After doing those drills several times a week in the second half of December, I was ready to start doing some kayaking again, but didn't want to get out the surf ski yet because, frankly, after more than a decade of winters freezing my rear end off sitting on that thing, I just don't feel like doing it anymore.  So for the last month I've been paddling my plastic touring boat, a Current Designs model called the "Storm."  It's really a pretty good boat for what it is, but for anybody used to paddling race boats or other well-designed composite boats, it's a clunker.  I hope paddling a heavier, slower boat has a little bit of that strength training value I look for this time of year.  Hopefully, when I do move over to the surf ski it'll feel like a huge weight has been lifted from my shoulders.  And with my first race coming up on March 3, I'll probably break out the ski in another couple of weeks.  I hope the mild winter continues.

On another topic, I mentioned a couple of posts back that I'm doing Hindu squats as part of my strength routine this month.  Hindu squats are an exercise I learned from the wrestling coach at the last school where I taught.  This coach had been studying the training methods and philosophies of a guy named Matt Furey, whose "Combat Conditioning" program includes Hindu squats and numerous other body-weight exercises.  You can watch a video of a guy doing a set of Hindu squats here.

I've done over a hundred Hindu squats in one shot.  Seems like I really start feeling it after forty or fifty, depending on my fitness.  Right now, since I'm doing my strength work in a circuit format, I'm doing sets of thirty.

Wednesday, January 25, 2012

Post Number Two

Back already... not used to this yet.

This morning I did another six laps of my strength exercise circuit and another eighty minutes in the boat.

I'm starting up the training a little later this year than I have in the past.  The main reason is that the race I take most seriously, the Outdoors, Inc., Canoe and Kayak Race here at Memphis, is some six weeks later this year than it's been before.  The race had always been the first Saturday in May, but after having to cancel the event for two years in a row (because of violent storms in the area in 2010 and near-record flooding on the Mississippi River last year), race director Joe Royer decided to try it out in June, when weather patterns tend to be more stable and river levels are historically more moderate.  The race will be June 16 this year.

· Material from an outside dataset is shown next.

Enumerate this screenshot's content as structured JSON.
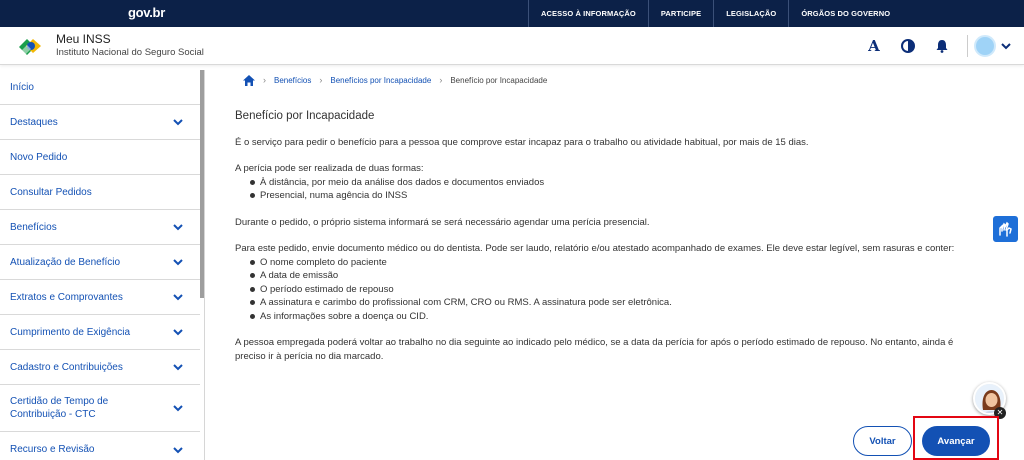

Every year I take a little time off in the fall from paddling and training.  Summers here in Memphis have a way of draining away every ounce of energy and enthusiasm I've got.  Typically, by the end of August I don't want to see a boat or a paddle for a good long time.  As I back off from training for a while, I immerse myself fully in my woodworking and all the other little things I don't find time for during my competitive season.  And I get all happy and comfy with life out of the boat.  By the time November is giving way to December, I'm asking myself, "Oh boy... do I really have it in me to train up for another race season?"

So far, the answer has always turned out to be yes.  Each year I look for some new twist on the old routine to help keep myself interested.  As I ease back into training for the 2012 season, I'm approaching both my paddling and my strength conditioning from slightly different angles, and I'll explain more about that soon.

Making things a little easier is that this winter has been incredibly mild so far.  Actually, today is probably the closest thing to a bleak winter day that I've paddled in so far--occasional drizzle, a blustery north wind that was just strong enough to make the upriver legs a little unpleasant--but with temperatures near 50 degrees, it's really not that bad.  I haven't worn pogies but maybe three times so far this winter.

Monday, January 23, 2012

My First Post on My Training Blog

Well, here we go... I'm a blogger for the first time.

I started today with six laps of the following exercise circuit:
10 clap pushups
30 Hindu squats
6 pullups
10 leg-raises while hanging from pullup bar

I have been doing this circuit since the beginning of the month.  In the first week of the month I did three laps of the circuit; in the second week of the month, four laps; last week, five laps; and now this week, six laps.

After these exercises I went down to the river and paddled my boat for 80 minutes.